Densher wondered. "Possible for whom?"

"Why for you."

"To tell her he lied?"

"To tell her he's mistaken."

Densher stared—he was stupefied; the "possible" thus glanced at by Kate being exactly the alternative he had had to face in Venice and to put utterly away from him. Nothing was stranger than such a difference in their view of it. "And to lie myself, you mean, to do it? We are, my dear child," he said, "I suppose, still engaged."

"Of course we're still engaged. But to save her life—!"

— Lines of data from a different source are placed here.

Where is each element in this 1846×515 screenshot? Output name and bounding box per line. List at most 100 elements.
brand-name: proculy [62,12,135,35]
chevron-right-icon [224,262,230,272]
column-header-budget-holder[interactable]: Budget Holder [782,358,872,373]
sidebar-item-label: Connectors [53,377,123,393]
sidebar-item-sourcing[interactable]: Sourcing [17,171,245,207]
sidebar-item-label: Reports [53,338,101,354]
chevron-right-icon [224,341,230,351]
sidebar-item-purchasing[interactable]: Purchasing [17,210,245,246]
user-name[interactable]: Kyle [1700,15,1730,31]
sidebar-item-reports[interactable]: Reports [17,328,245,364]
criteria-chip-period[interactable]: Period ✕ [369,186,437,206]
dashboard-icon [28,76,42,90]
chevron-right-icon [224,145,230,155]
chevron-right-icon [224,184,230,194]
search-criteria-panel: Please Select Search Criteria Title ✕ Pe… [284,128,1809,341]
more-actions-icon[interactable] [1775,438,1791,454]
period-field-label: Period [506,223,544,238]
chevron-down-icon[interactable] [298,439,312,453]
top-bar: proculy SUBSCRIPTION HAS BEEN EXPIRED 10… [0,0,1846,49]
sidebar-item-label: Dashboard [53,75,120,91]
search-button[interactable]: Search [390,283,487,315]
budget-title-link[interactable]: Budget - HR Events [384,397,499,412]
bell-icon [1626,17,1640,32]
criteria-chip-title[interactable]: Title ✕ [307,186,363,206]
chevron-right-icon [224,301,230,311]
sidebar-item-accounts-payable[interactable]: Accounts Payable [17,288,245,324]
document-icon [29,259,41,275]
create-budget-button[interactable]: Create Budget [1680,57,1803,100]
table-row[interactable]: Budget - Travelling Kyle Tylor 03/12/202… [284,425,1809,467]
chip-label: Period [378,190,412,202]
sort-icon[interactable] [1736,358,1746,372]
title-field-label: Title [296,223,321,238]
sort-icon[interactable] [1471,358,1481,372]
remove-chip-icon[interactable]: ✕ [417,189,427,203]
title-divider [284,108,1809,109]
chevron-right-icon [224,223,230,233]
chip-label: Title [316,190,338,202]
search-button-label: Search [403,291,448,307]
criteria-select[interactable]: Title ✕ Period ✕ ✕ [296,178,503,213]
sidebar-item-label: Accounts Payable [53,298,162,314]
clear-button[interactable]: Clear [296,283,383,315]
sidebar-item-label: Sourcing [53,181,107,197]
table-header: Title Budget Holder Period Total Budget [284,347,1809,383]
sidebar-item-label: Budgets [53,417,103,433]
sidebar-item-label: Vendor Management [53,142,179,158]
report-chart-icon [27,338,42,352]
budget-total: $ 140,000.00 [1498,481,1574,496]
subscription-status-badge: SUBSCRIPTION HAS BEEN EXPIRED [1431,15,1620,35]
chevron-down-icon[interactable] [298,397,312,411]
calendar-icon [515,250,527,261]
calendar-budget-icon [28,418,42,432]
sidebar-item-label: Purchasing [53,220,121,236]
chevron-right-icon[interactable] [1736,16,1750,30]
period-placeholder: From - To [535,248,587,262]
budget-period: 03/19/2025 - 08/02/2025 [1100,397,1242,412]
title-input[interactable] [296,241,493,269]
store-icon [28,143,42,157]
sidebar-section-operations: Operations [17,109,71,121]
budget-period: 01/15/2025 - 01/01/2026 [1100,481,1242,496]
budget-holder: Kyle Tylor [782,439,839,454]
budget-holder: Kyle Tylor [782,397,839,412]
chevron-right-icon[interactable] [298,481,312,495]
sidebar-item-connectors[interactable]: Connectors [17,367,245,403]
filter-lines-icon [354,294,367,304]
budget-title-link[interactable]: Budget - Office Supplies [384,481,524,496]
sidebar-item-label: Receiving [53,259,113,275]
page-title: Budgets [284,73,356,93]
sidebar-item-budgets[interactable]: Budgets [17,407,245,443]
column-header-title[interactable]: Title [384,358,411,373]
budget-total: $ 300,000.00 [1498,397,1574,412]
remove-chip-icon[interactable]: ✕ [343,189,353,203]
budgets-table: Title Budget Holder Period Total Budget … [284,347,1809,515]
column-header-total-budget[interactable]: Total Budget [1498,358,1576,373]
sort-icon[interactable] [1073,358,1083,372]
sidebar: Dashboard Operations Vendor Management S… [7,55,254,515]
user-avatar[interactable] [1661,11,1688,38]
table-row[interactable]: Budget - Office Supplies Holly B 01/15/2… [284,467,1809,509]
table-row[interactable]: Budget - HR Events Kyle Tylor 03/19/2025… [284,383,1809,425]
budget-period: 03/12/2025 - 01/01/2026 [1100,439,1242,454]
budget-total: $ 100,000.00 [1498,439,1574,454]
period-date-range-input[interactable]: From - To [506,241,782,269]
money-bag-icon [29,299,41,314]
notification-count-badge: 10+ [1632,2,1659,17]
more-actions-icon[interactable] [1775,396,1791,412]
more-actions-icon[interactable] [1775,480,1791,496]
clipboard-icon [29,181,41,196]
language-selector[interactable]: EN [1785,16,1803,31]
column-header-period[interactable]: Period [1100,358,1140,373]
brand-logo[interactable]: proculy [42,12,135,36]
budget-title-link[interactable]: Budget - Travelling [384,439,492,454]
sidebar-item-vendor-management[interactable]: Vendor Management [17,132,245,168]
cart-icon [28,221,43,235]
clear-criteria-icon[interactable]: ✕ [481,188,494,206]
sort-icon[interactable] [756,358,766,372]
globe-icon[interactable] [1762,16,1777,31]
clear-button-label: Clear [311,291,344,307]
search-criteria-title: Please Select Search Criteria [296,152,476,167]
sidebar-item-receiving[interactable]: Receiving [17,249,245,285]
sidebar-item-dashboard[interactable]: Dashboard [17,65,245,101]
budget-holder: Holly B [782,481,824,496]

He took in for a little the way she talked of it. Of course, it was to be remembered, she had always simplified, and it brought back his sense of the degree in which, to her energy as compared with his own, many things were easy; the very sense that so often before had moved him to admiration. "Well, if you must know—and I want you to be clear about it—I didn't even seriously think of a denial to her face. The question of it—as possibly saving her—was put to me definitely enough; but to turn it over was only to dismiss it. Besides," he added, "it wouldn't have done any good."